Executives with AT&T and Verizon told lawmakers at the hearing it would be a mistake to re-impose regulations because the market for special access is already highly competitive.

"Re-regulation of special access services is unnecessary and inappropriate," Parley Casto, AT&T assistant vice president, told the subcommittee.

The FCC could decide within the next two weeks whether to clamp down on the access fees, as well as a related request by some carriers to lift other network-sharing requirements in some major U.S. cities.

Analysts say the five-member Commission is split over the issue between Republicans and Democrats. One of the three Republicans, Robert McDowell, holds the swing vote.

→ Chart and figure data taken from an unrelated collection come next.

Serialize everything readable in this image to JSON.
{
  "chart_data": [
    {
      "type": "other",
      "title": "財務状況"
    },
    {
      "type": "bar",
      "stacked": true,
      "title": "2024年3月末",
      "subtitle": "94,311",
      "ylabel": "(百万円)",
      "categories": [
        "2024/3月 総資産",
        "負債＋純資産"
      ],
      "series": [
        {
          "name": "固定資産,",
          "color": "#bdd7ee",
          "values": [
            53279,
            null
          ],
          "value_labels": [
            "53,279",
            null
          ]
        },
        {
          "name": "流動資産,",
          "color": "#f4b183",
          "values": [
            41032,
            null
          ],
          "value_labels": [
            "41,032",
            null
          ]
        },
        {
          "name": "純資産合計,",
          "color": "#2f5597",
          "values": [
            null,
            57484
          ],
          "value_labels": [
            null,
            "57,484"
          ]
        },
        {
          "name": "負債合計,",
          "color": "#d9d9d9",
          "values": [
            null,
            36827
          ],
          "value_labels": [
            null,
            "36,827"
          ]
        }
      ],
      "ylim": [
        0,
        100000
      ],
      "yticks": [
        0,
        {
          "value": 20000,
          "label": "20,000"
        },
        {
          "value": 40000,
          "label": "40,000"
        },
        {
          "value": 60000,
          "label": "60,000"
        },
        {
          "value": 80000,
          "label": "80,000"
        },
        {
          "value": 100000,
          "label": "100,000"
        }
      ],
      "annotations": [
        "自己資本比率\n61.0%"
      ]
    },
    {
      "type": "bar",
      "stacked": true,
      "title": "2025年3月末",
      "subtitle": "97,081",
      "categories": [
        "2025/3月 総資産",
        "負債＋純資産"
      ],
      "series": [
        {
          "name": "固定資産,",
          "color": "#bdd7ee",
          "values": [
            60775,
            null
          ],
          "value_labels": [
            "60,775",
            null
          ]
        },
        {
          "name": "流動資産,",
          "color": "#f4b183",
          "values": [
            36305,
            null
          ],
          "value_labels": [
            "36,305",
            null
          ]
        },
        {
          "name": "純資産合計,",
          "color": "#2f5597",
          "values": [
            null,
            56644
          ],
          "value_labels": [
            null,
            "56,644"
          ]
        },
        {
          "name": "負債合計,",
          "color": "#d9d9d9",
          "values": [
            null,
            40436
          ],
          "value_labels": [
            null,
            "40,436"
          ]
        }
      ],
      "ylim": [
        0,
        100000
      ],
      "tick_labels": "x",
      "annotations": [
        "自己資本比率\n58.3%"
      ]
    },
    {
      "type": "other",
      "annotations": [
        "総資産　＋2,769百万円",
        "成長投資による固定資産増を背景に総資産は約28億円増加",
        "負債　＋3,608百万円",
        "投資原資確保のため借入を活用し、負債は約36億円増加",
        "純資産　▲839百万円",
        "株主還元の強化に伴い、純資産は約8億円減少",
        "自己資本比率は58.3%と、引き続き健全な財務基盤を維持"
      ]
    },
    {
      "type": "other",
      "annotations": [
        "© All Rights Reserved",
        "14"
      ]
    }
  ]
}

"The future of competition in telecommunications hinges on whether we address the special-access market failure," Sprint Chairman Gary Forsee told lawmakers. Forsee and some others at the hearing argued that inflated access fees are an "overcharge bonanza" adding up to $7.4 billion a year.

But Verizon and AT&T said the market has a growing number of competitors and declining prices.

"The FCC...should affirm the current special-access policy that removes government-regulated pricing where competition exists in the market," Tom Tauke, Verizon executive vice president, said in prepared remarks.

That argument got a sympathetic response from many Republicans on the subcommittee, including ranking Republican Fred Upton of Michigan.